Restaurant Critic Gael Greene Passes Away at 88
The news of Greene’s death was first shared by writer and editor Ruth Reichl, who wrote on Twitter, “I am very sad to report that Gael Greene passed away this morning. A huge heart and a huge talent. She is irreplaceable.”
Beth Shapiro, the executive director for Citymeals on Wheels, also released a statement, saying, “She built tremendous influence as a food critic, at a time when fewer doors were open to women. And she recognized the privileged life she was living as a foodie and sought to share that with others.”
Citymeals board co-president Daniel Boulud also paid tribute to the critic and said, “She was a fierce food critic and an even fiercer advocate for those who need a voice. Gael was dedicated to helping the home bound elderly retain their dignity and enjoy the comfort of their homes.

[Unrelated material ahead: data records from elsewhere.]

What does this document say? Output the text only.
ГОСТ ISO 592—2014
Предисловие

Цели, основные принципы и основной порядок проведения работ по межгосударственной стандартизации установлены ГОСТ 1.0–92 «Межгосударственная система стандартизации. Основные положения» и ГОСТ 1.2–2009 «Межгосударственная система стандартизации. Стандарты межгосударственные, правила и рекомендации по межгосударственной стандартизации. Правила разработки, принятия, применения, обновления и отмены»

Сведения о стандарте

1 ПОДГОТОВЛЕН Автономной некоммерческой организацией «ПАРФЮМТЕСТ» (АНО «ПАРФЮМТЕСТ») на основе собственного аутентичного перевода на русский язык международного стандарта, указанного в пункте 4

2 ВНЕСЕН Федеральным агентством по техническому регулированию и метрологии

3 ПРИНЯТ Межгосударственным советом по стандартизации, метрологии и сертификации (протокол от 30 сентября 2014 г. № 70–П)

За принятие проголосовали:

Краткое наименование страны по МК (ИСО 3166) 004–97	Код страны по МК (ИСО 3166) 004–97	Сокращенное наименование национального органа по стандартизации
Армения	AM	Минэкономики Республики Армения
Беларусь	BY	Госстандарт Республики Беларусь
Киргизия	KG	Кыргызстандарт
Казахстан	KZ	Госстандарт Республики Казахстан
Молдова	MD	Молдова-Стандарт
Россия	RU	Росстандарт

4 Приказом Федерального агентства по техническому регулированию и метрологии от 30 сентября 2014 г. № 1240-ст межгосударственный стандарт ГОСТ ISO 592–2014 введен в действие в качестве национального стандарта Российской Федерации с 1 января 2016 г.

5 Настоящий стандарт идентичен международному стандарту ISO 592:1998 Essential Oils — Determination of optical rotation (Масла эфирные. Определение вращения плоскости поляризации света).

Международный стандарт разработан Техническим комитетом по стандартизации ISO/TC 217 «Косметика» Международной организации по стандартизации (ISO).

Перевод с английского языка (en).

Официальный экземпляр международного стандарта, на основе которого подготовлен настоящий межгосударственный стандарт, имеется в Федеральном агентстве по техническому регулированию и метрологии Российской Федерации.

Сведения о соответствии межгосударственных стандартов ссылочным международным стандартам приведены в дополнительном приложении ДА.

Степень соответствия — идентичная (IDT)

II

Citymeals will continue to be inspired by her compassionate leadership.”
Gael Greene Joined New York Magazine in 1968
After a year at the New York Post as a general assignment reporter, Greene joined the New York Magazine as a critic in 1968. Her reviews gained immense popularity for being a blend of humor and food assessment.
Gael worked with the magazine till 2002 and wrote several memorable articles over the years, including The Mafia Guide to Dining Out and Everything You Always Wanted to Know About Ice Cream But Were Too Fat To Ask.
Greene also had some writing credits to her name, including the non-fiction guide Delicious Sex: A Book for Women and the Men Who Want to Love Them Better, the memoir Insatiable: Tales from a Life of Delicious Excess, and the best-selling novels Blue Skies, No Candy and Doctor Love.
Greene was Known for her Humanitarian Work
In 1981, Greene co-founded Citymeals on Wheels with chef James Beard. In the first year, the organization raised $35,000, which grew over the years and distributed around 2.7 million meals last year.
Citymeals’ founding executive director, Marcia Stein, said in a statement, “Gael could not live with the idea that a city of such abundance and extraordinary food could not feed its oldest and most frail. For four decades, she used her celebrity, creativity, and genius to make sure there would always be a nutritious meal at the door for them, every day of the year.”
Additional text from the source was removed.